Some have judged that it is wrong to be “judgmental.”  Like the man who argued with me that it is “wrong to argue the Bible,” non-judgmental folks are quite judgmental when they judge us for judging!

Certain types of judgment are forbidden.  (1) Hypocritical judgment is condemned (Matthew 7:1-5).  (2) Surface judgment, judgment according to appearances and not according to objective fact, is forbidden (John 7:24).  (3) Judging a matter before one bears it is shameful and foolish (Proverbs 18:13).

Some judgment is commanded—“Judge righteous judgment” (John 7:24); “Judge in yourselves” (1 Corinthians 11:13); “Choose you this day whom ye will serve” (Joshua. 24:15).  Immediately after forbidding selfish judgment Jesus said “Give not that which is holy unto the dogs, neither cast ye your pearls before swine” (Matthew 7:6).  How can one determine if one is a hog or a dog without making a judgment?  How can one “Beware of false prophets,” without judging that one is a false prophet (Matthew 7:15)?

God has made us creatures of judgment.  We employ judgment in every aspect of life: “Is this food good for me?”  “Should I buy this?  Can we afford it?” “Do I trust her to babysit the children?”  “She married the wrong man.”  All of life is based on making judgments.  It is the way God made us!

If religious faith with its moral and spiritual values is without judgment; it is the only area wherein judgment is not exercised.  If one’s faith is beyond judgment, there can be no “right’ or “wrong” religion.  You believe in a multiplicity of Gods?  “No problem, for we are not judgmental about such issues!”  You don’t believe in God?  “Fine!”  You accept Jesus as a great moralist but not as “God manifest in the flesh”?  Hey; great we believe he is the Son of God, but who are we to judge you?”

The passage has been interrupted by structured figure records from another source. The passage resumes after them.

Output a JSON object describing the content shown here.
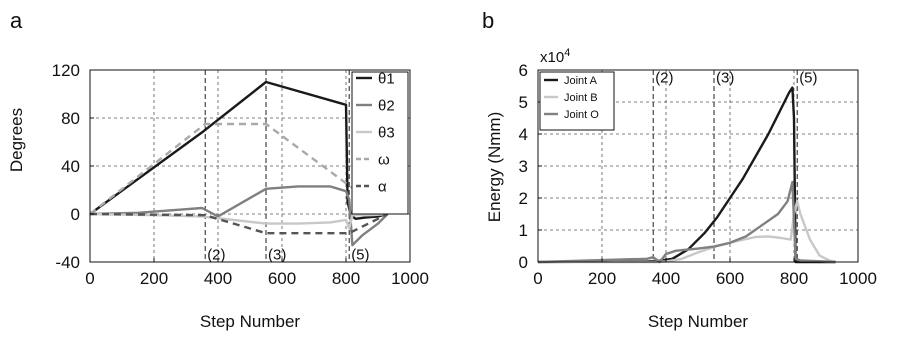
{
  "chart_data": [
    {
      "panel_label": "a",
      "type": "line",
      "xlabel": "Step Number",
      "ylabel": "Degrees",
      "xlim": [
        0,
        1000
      ],
      "ylim": [
        -40,
        120
      ],
      "xticks": [
        0,
        200,
        400,
        600,
        800,
        1000
      ],
      "yticks": [
        -40,
        0,
        40,
        80,
        120
      ],
      "grid": "dashed",
      "legend_position": "top-right",
      "phase_lines": [
        360,
        550,
        810
      ],
      "phase_labels": [
        {
          "text": "(2)",
          "x": 360,
          "y": -33
        },
        {
          "text": "(3)",
          "x": 550,
          "y": -33
        },
        {
          "text": "(5)",
          "x": 810,
          "y": -33
        }
      ],
      "series": [
        {
          "name": "θ1",
          "color": "#1a1a1a",
          "dash": false,
          "x": [
            0,
            350,
            550,
            800,
            805,
            815,
            830,
            860,
            900,
            930
          ],
          "y": [
            0,
            68,
            110,
            91,
            10,
            -1,
            -4,
            -3,
            -2,
            0
          ]
        },
        {
          "name": "θ2",
          "color": "#7f7f7f",
          "dash": false,
          "x": [
            0,
            150,
            300,
            350,
            400,
            550,
            650,
            750,
            800,
            810,
            820,
            850,
            900,
            930
          ],
          "y": [
            0,
            1,
            4,
            5,
            -2,
            21,
            23,
            23,
            19,
            12,
            -26,
            -18,
            -8,
            0
          ]
        },
        {
          "name": "θ3",
          "color": "#c8c8c8",
          "dash": false,
          "x": [
            0,
            200,
            350,
            450,
            550,
            650,
            750,
            800,
            810,
            820,
            880,
            930
          ],
          "y": [
            0,
            -1,
            -2,
            -5,
            -8,
            -8,
            -7,
            -5,
            -12,
            -1,
            -1,
            0
          ]
        },
        {
          "name": "ω",
          "color": "#a9a9a9",
          "dash": true,
          "x": [
            0,
            360,
            550,
            930
          ],
          "y": [
            0,
            75,
            75,
            0
          ]
        },
        {
          "name": "α",
          "color": "#555555",
          "dash": true,
          "x": [
            0,
            360,
            550,
            810,
            930
          ],
          "y": [
            0,
            -1,
            -16,
            -16,
            0
          ]
        }
      ]
    },
    {
      "panel_label": "b",
      "type": "line",
      "xlabel": "Step Number",
      "ylabel": "Energy (Nmm)",
      "exponent_label": "x10",
      "exponent_power": "4",
      "xlim": [
        0,
        1000
      ],
      "ylim": [
        0,
        6
      ],
      "xticks": [
        0,
        200,
        400,
        600,
        800,
        1000
      ],
      "yticks": [
        0,
        1,
        2,
        3,
        4,
        5,
        6
      ],
      "grid": "dashed",
      "legend_position": "top-left",
      "phase_lines": [
        360,
        550,
        810
      ],
      "phase_labels": [
        {
          "text": "(2)",
          "x": 360,
          "y": 5.8
        },
        {
          "text": "(3)",
          "x": 550,
          "y": 5.8
        },
        {
          "text": "(5)",
          "x": 810,
          "y": 5.8
        }
      ],
      "series": [
        {
          "name": "Joint A",
          "color": "#1a1a1a",
          "x": [
            0,
            340,
            380,
            420,
            470,
            520,
            560,
            600,
            640,
            680,
            720,
            750,
            770,
            785,
            795,
            800,
            805,
            930
          ],
          "y": [
            0,
            0.02,
            0.04,
            0.1,
            0.4,
            0.9,
            1.4,
            2.0,
            2.6,
            3.3,
            4.0,
            4.6,
            5.0,
            5.3,
            5.45,
            4.5,
            0,
            0
          ]
        },
        {
          "name": "Joint B",
          "color": "#c8c8c8",
          "x": [
            0,
            380,
            400,
            450,
            500,
            560,
            620,
            680,
            720,
            760,
            790,
            800,
            810,
            820,
            850,
            880,
            910,
            930
          ],
          "y": [
            0,
            0,
            0.02,
            0.1,
            0.3,
            0.5,
            0.65,
            0.78,
            0.8,
            0.75,
            0.7,
            1.5,
            1.9,
            1.5,
            0.7,
            0.2,
            0.05,
            0
          ]
        },
        {
          "name": "Joint O",
          "color": "#808080",
          "x": [
            0,
            340,
            360,
            380,
            400,
            430,
            460,
            500,
            550,
            600,
            650,
            700,
            750,
            780,
            795,
            805,
            820,
            930
          ],
          "y": [
            0,
            0.1,
            0.15,
            0,
            0.25,
            0.35,
            0.38,
            0.42,
            0.48,
            0.6,
            0.8,
            1.15,
            1.5,
            1.9,
            2.5,
            0.1,
            0.05,
            0
          ]
        }
      ]
    }
  ]
}
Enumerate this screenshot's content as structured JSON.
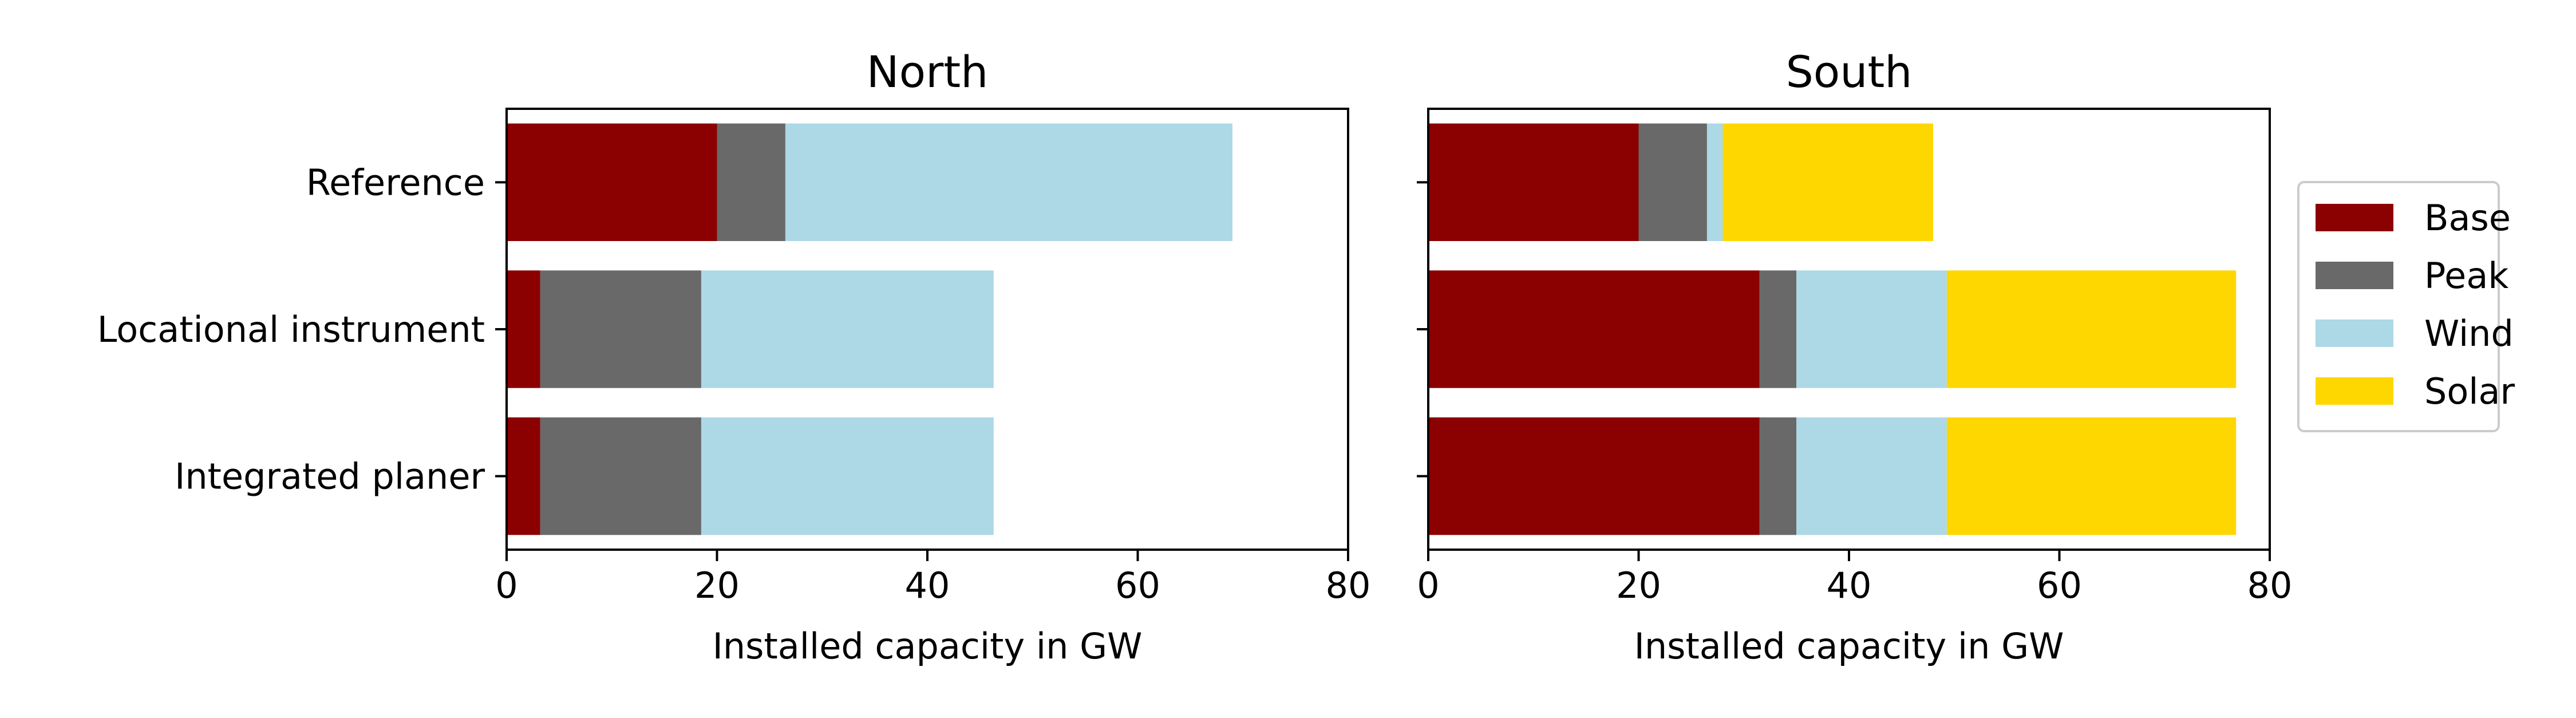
{
  "chart_data": {
    "type": "bar",
    "orientation": "horizontal",
    "stacked": true,
    "categories": [
      "Reference",
      "Locational instrument",
      "Integrated planer"
    ],
    "series_names": [
      "Base",
      "Peak",
      "Wind",
      "Solar"
    ],
    "colors": {
      "Base": "#8b0000",
      "Peak": "#696969",
      "Wind": "#add8e6",
      "Solar": "#ffd700"
    },
    "xlim": [
      0,
      80
    ],
    "xticks": [
      "0",
      "20",
      "40",
      "60",
      "80"
    ],
    "legend_position": "right",
    "grid": false,
    "panels": [
      {
        "title": "North",
        "xlabel": "Installed capacity in GW",
        "series": [
          {
            "name": "Base",
            "values": [
              20,
              3.2,
              3.2
            ]
          },
          {
            "name": "Peak",
            "values": [
              6.5,
              15.3,
              15.3
            ]
          },
          {
            "name": "Wind",
            "values": [
              42.5,
              27.8,
              27.8
            ]
          },
          {
            "name": "Solar",
            "values": [
              0,
              0,
              0
            ]
          }
        ]
      },
      {
        "title": "South",
        "xlabel": "Installed capacity in GW",
        "series": [
          {
            "name": "Base",
            "values": [
              20,
              31.5,
              31.5
            ]
          },
          {
            "name": "Peak",
            "values": [
              6.5,
              3.5,
              3.5
            ]
          },
          {
            "name": "Wind",
            "values": [
              1.5,
              14.3,
              14.3
            ]
          },
          {
            "name": "Solar",
            "values": [
              20,
              27.5,
              27.5
            ]
          }
        ]
      }
    ]
  }
}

If it is wrong to be “judgmental,” is it right to judge that your unbelieving neighbor is lost and that we must try to reach him?  If it is a sin to be “judgmental” about the church of which one is a member, why is it not a sin to be “judgmental’ about the gods in which a pagan believes?  If we should not be “judgmental” about one’s adulterous marriage; should we likewise be “non-judgmental” about a native’s polygamy?  What is your “judgment” about such questions?

Let none say that we are setting ourselves up as “judges.”  (Must one not set himself up as a judge to make such a charge against us?)  God is our Judge (James 4:12).  However, in accordance with the teaching of the word of God, we must make judgments about the course of our life before him—“Prove all things; hold fast that which is good” (1 Thessalonians 5:21).  One is not a judge when he determines that some are teachers of error, for one must “try” or test the teachers whether they be of God (1 John 4:1, 6).  Again, we are commanded to make such judgments based on the word of God.  In Revelation 2:2, the Lord commended the church for being “judgmental” of those who lied and said they were apostles.  Likewise, we are not being sinfully “judgmental,” when, after a study of the Bible, we determine that the Pope is not the apostle he claims to be (2 Corinthians 11:13-15).

The questions we have raised deserve an answer.  Will someone answer them without being ‘judgmental” of us?